I have an xml file and I want to manipulate the tags using the Java DOM, but its size is 25 gega-octets, so its telling me I can't and shows me this error:

Exception in thread "main" java.lang.OutOfMemoryError: Java heap space

    public Frwiki() {
        filePath = "D:\\compressed\\frwiki-latest-pages-articles.xml";
    }

    public void deletingTag() throws Exception {
        DocumentBuilderFactory factory = DocumentBuilderFactory.newInstance();
        Document doc = factory.newDocumentBuilder().parse(filePath);
        NodeList nodes = doc.getElementsByTagName("*");

        for (int j = 0; j < 3; j++) {
            for (int i = 0; i < nodes.getLength(); i++) {
                Node node = nodes.item(i);
                if (!node.getNodeName().equals("id") && !node.getNodeName().equals("title")
                        && !node.getNodeName().equals("text") && !node.getNodeName().equals("mediawiki")
                        && !node.getNodeName().equals("revision") && !node.getNodeName().equals("page"))
                    node.getParentNode().removeChild(node);
            }
        }

        Transformer transformer = TransformerFactory.newInstance().newTransformer();
        transformer.transform(new DOMSource(doc), new StreamResult(filePath));
    }
Robert
  • 7,394
  • 40
  • 45
  • 64
Moharach
  • 3
  • 2
  • When are you getting Java Lang Out of Memory?

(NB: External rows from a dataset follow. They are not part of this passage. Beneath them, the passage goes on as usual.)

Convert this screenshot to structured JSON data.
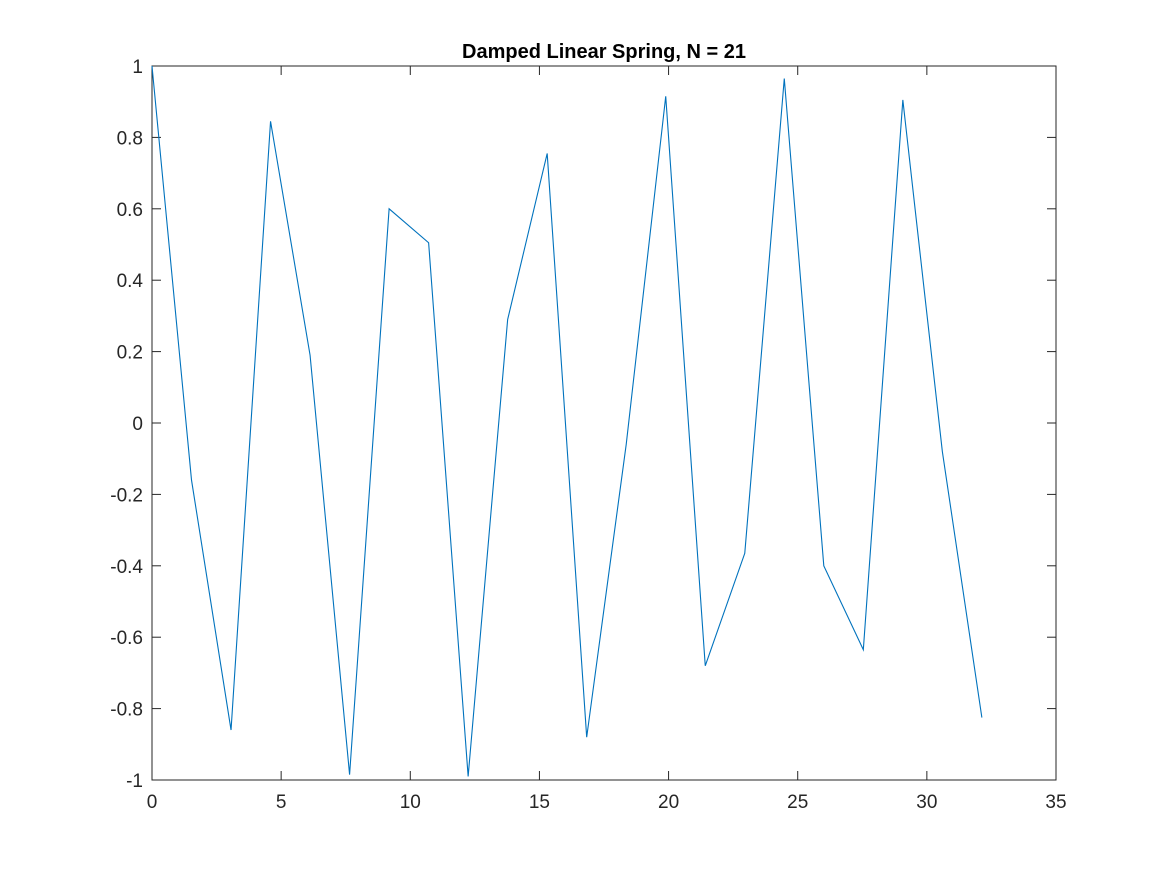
{
  "chart_data": {
    "type": "line",
    "title": "Damped Linear Spring, N = 21",
    "xlabel": "",
    "ylabel": "",
    "xlim": [
      0,
      35
    ],
    "ylim": [
      -1,
      1
    ],
    "grid": false,
    "xticks": [
      0,
      5,
      10,
      15,
      20,
      25,
      30,
      35
    ],
    "yticks": [
      -1,
      -0.8,
      -0.6,
      -0.4,
      -0.2,
      0,
      0.2,
      0.4,
      0.6,
      0.8,
      1
    ],
    "xtick_labels": [
      "0",
      "5",
      "10",
      "15",
      "20",
      "25",
      "30",
      "35"
    ],
    "ytick_labels": [
      "-1",
      "-0.8",
      "-0.6",
      "-0.4",
      "-0.2",
      "0",
      "0.2",
      "0.4",
      "0.6",
      "0.8",
      "1"
    ],
    "series": [
      {
        "color": "#0072BD",
        "x": [
          0,
          1.53,
          3.06,
          4.59,
          6.12,
          7.65,
          9.18,
          10.71,
          12.24,
          13.77,
          15.3,
          16.83,
          18.36,
          19.89,
          21.42,
          22.95,
          24.48,
          26.01,
          27.54,
          29.07,
          30.6,
          32.13
        ],
        "y": [
          1.0,
          -0.16,
          -0.86,
          0.845,
          0.19,
          -0.985,
          0.6,
          0.505,
          -0.99,
          0.29,
          0.755,
          -0.88,
          -0.06,
          0.915,
          -0.68,
          -0.365,
          0.965,
          -0.4,
          -0.635,
          0.905,
          -0.08,
          -0.825
        ]
      }
    ]
  }
}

When reading the file or in the for loop? What line is getting that error? – Gatusko Jan 19 '23 at 14:14
  • 2
    Unless you have a huge machine, you won't be able to create a DOM tree of a 25G XML file. Best guess that will require something close to 250G RAM. See if you can use one of the streaming XML APIs instead, such as SAX or StAX. – ewramner Jan 19 '23 at 14:31
  • i had no error number when the exception occurred, i cannot read a file of 25 go, i am looking for a way to read it line by line. – Moharach Jan 22 '23 at 08:19

2 Answers2

1

You can split a large file into smaller files using XSLT 3.0 streaming, like this:

<xsl:transform version="3.0" xmlns:xsl="http://www.w3.org/1999/XSL/Transform">
    
    <xsl:template name="xsl:initial-template">
      <xsl:source-document streamable="yes" href="frwiki-latest-pages-articles.xml">
        <xsl:for-each-group ....>
           <xsl:result-document href="......">
              <part><xsl:copy-of select="current-group()"/></part>
           </xsl:result-document>
        </xsl:for-each-group>
      </xsl:source-document>
    </xsl:template>
    
</xsl:transform>

The "..." parts depend on how you want to split the document and name the result files.

Although XSLT 3.0 streaming is a W3C specification, the only implementation available at the moment is my company's Saxon-EE processor.

Michael Kay
  • 156,231
  • 11
  • 92
  • 164
-1

Split the large XML file into smaller chunks and process them separately.